At work, we have a large codebase and a handful of active developers who typically merge feature branches to the master using the above workflow multiple times each day. Sometimes somebody has a feature branch that takes a long time to finish, so that between the time that branch was started and the time it is ready to go into master, there may have been 40 or 50 other commits made to master. In general in this situation we will occasionally rebase our local feature branch against the latest master a few times during feature development, but inevitably there are occasions when a large rebase across many commits ends up being done.

Even if there are many commits on the master branch, if none of those commits touched any of the same code as the commits on the feature branch, then there should be no merge conflicts when rebasing the feature branch against the updated main branch. However, in my experience this has not always been the case. Sometimes git rebase reports merge conflicts when I think there should not be any. Since I don't generally know exactly what code the other team members have edited, I can't immediately tell if the merge conflicts make sense.

The normal advice for how to handle merge conflicts is to edit the named file, look for the conflict markers, inspect the conflicting code fragments, determine what to keep, edit out what is not being kept along with the conflict markers, git add the repaired file, and git rebase --continue to let it tell you about the next merge conflict.

That's a lot of work, and it might all be completely unnecessary.

The Solution

It seems that git sometimes just gets confused when doing a rebase across a large number of commits.
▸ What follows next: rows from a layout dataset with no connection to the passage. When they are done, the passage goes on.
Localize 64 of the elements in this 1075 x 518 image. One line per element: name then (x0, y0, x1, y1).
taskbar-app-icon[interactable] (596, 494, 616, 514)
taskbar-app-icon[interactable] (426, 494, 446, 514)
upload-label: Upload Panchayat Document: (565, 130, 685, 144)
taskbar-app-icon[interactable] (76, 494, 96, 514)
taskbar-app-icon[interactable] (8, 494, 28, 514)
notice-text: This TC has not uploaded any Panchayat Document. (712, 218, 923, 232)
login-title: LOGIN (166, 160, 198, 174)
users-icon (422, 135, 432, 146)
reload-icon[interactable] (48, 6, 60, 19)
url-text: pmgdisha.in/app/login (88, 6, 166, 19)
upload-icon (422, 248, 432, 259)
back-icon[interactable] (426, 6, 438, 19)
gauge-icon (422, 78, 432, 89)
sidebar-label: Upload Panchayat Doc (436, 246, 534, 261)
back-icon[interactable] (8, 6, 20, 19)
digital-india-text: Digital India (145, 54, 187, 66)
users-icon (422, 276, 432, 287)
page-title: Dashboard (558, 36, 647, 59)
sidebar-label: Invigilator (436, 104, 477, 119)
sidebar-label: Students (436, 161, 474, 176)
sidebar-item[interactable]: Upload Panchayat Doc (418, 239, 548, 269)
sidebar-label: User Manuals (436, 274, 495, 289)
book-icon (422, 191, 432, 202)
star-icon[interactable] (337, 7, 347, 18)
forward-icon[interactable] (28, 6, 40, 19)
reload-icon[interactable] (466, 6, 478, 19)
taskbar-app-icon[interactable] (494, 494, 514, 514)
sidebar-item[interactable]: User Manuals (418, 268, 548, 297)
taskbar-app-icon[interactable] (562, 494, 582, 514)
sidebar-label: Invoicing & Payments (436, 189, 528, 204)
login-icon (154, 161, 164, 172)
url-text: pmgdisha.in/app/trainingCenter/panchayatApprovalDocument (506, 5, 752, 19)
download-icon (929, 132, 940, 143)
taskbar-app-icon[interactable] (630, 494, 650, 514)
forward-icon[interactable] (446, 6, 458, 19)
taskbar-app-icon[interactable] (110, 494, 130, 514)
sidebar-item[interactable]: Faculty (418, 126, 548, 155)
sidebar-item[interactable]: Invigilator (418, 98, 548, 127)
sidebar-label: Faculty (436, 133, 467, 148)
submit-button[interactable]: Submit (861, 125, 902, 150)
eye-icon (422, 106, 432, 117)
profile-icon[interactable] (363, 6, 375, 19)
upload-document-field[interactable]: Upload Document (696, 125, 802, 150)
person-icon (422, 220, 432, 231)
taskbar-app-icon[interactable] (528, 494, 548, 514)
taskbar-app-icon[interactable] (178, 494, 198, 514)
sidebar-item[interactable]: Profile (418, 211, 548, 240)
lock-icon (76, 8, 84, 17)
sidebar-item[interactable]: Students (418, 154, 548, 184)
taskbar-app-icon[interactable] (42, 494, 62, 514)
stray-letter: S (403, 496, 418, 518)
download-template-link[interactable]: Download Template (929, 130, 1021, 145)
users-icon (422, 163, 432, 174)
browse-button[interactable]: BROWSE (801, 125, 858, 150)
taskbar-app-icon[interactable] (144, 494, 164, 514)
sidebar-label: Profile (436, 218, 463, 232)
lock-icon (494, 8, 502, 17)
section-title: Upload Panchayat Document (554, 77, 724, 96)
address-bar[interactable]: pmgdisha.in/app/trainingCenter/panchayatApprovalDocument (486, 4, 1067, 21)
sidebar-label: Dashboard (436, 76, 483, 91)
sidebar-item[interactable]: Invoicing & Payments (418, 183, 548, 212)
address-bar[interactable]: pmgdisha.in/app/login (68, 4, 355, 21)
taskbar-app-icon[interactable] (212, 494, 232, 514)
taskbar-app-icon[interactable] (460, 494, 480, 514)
Sometimes if you rebase in smaller steps, git will happily rebase each smaller step with no merge conflicts, until you have stepped all the way up to the latest master, at which point your rebase is done.
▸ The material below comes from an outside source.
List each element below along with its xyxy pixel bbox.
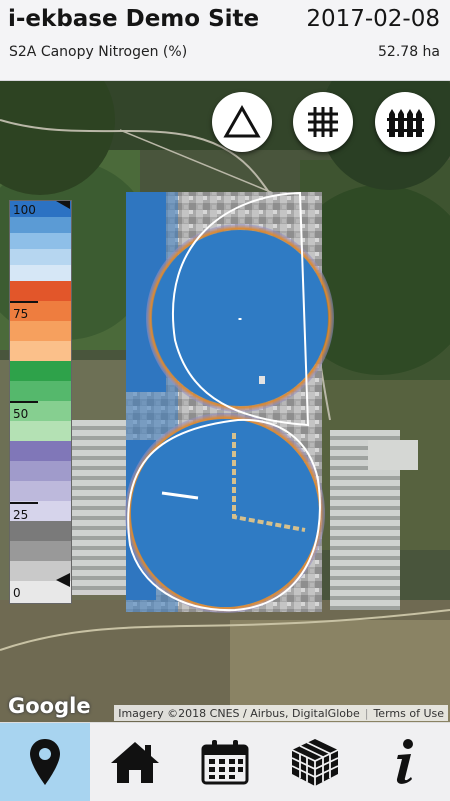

You could rebase against every single commit and work your way up to master, but that, too, is a lot of work. Here's what I do when the initial rebase of the feature branch against the latest master tells me there are merge conflicts.

When the initial git rebase reports a merge conflict, I immediately do git rebase --abort to undo that rebase attempt. Using gitk --all to view the commit tree, which lets me see the master branch and the commit at which my feature branch branches off the master branch, I select a commit on the master branch about half way between those two commits. I copy the commit ID and paste it into a rebase command that looks something like this:
$ git rebase 8bc85584989e4435c2d98b13447bcab37648ba7f
If this rebase reports no merge conflicts, then I try rebasing against master and repeat the process.

If there are merge conflicts, then I abort the rebase and pick another commit half way again to the branch point. I repeat this until either the rebase succeeds or I am trying to rebase across a single commit. At that point, if there are still merge conflicts, they are real and I address them in the normal way. Since the conflict is only across a single commit, it is easier to see the cause of the conflict and to resolve it.

After resolving the conflict across that one commit, I go back to the first step and try rebasing against master again, repeating the process.

I have followed this process a number of times. I think that a majority of these times I binary-divide my commits a few times and end up piecemeal stepping through the commits until I have rebased against master without ever having to resolve any conflicts. The other times I typically have to resolve one or two small conflicts, after which I can rebase against master.

The next time you do a rebase across more than one commit and git tells you there are merge conflicts, try this approach. You might save yourself a lot of work.


basetta said...

Nice. I'll try it out. Did u try to activate also the rerere feature of git ?

It helped me a lot in the scenario described by you.

Jim McBeath said...

basetta: Because my typical process flow uses rebase rather than merge, I don't find myself in the situation where I have done a merge and then discarded it, so I have not had occasion to use rerere.